- Insignia
- Active: November 27, 1943; 82 years ago
- Country: Pakistan
- Branch: Pakistan Navy
- Type: Training formation
- Garrison/HQ: Manora Island, off the coast of Sindh, Pakistan.
- Nickname: HIMALAYA

= PNS Himalaya =

Pakistan Navy's training formation on recruit training

The Pakistan Navy Station Himalaya (reporting name: PNS Himalaya) is a naval base located in Manora Island, off the coast of Karachi coast, Sindh, Pakistan.

The PNS Himalaya is primarily responsible for conducting the initial orientation of incoming recruits, also known as boot camp and distinguished itself as "Home of Armed Forces Diving School".

The naval base is namesake after the famous Himalaya Mountain Range in Northern Pakistan.

== History ==

The Royal Indian Navy established and commissioned the naval base in Manora Island, which is off the Karachi coast, as HMIS Himayala on 27 November 1943. The naval base is namesake after the famous Himalaya Mountain Range in Northern Pakistan by its British military administrators.

The British Royal Navy established the first Diving Section along with the "Gunnery School", which is now known as the Surface Warfare School in PNS Bahadur. The PNS Himalayas is the only bootcamp of Pakistan Navy and subsequently expanded as a naval base providing the crucial marine training in December 1950. Due to its size and accommodation, the PNS Himayala was home to many of navy's schools before Navy dispersed its assets in different parts of the country in 1980.
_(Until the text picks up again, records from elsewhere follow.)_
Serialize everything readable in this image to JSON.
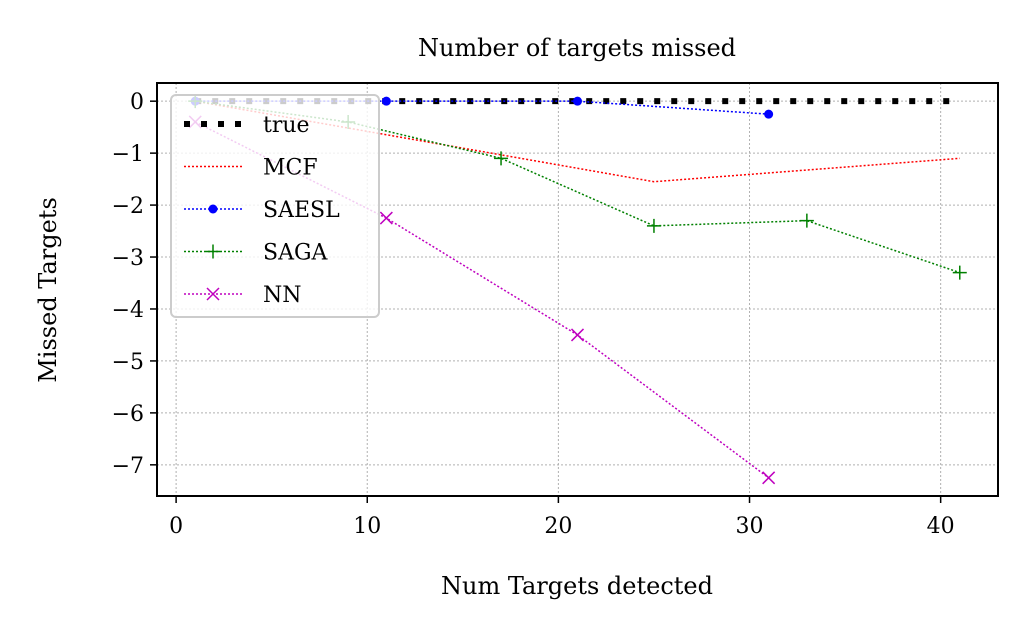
{
  "chart_data": {
    "type": "line",
    "title": "Number of targets missed",
    "xlabel": "Num Targets detected",
    "ylabel": "Missed Targets",
    "xlim": [
      -1,
      43
    ],
    "ylim": [
      -7.6,
      0.35
    ],
    "xticks": [
      0,
      10,
      20,
      30,
      40
    ],
    "yticks": [
      0,
      -1,
      -2,
      -3,
      -4,
      -5,
      -6,
      -7
    ],
    "xtick_labels": [
      "0",
      "10",
      "20",
      "30",
      "40"
    ],
    "ytick_labels": [
      "0",
      "−1",
      "−2",
      "−3",
      "−4",
      "−5",
      "−6",
      "−7"
    ],
    "grid": true,
    "legend_position": "top-left",
    "series": [
      {
        "name": "true",
        "color": "#000000",
        "style": "dotted-heavy",
        "marker": "none",
        "x": [
          1,
          41
        ],
        "y": [
          0,
          0
        ]
      },
      {
        "name": "MCF",
        "color": "#ff0000",
        "style": "dotted",
        "marker": "none",
        "x": [
          1,
          25,
          41
        ],
        "y": [
          0,
          -1.55,
          -1.1
        ]
      },
      {
        "name": "SAESL",
        "color": "#0000ff",
        "style": "dotted",
        "marker": "dot",
        "x": [
          1,
          11,
          21,
          31
        ],
        "y": [
          0,
          0,
          0,
          -0.25
        ]
      },
      {
        "name": "SAGA",
        "color": "#008000",
        "style": "dotted",
        "marker": "plus",
        "x": [
          1,
          9,
          17,
          25,
          33,
          41
        ],
        "y": [
          0,
          -0.4,
          -1.1,
          -2.4,
          -2.3,
          -3.3
        ]
      },
      {
        "name": "NN",
        "color": "#bf00bf",
        "style": "dotted",
        "marker": "x",
        "x": [
          1,
          11,
          21,
          31
        ],
        "y": [
          -0.4,
          -2.25,
          -4.5,
          -7.25
        ]
      }
    ]
  }
}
The PNS Himalaya also served as a temporary headquarters of the Pakistan Marines when it was recommissioned on 14 April 1990. However, the Pakistan Marines were relocated to PNS Iqbal, and permanently headquartered from PNS Iqbal to the Manora Fort in the PNS Qasim.

Currently, PNS Himalaya is the initial bootcamp of new enrolled sailor candidates in Pakistan Navy.

===Pakistan Navy Diving School===

The Pakistan Navy Diving School is an armed forces diving school that provides effective diving training to Pakistan Navy, Marines, Air Force, and the Army personnel. Established as a small diving section, the Pakistan Navy further expanded and upgraded its small facility to a full-fledged military training area dedicated to armed forces diving in 1980.

The Navy's diving school is not restricted to Pakistan Navy as the personnel from the Pakistan Army have also been trained, qualified, and earned their certification pins from the Navy Diving School. In addition, the Diving School has also provided training and qualifications to civilian agencies as well as the navies of allied nations such as Bangladesh, Jordan, Maldives, Oman, Saudi Arabia, Sri Lanka and Turkey.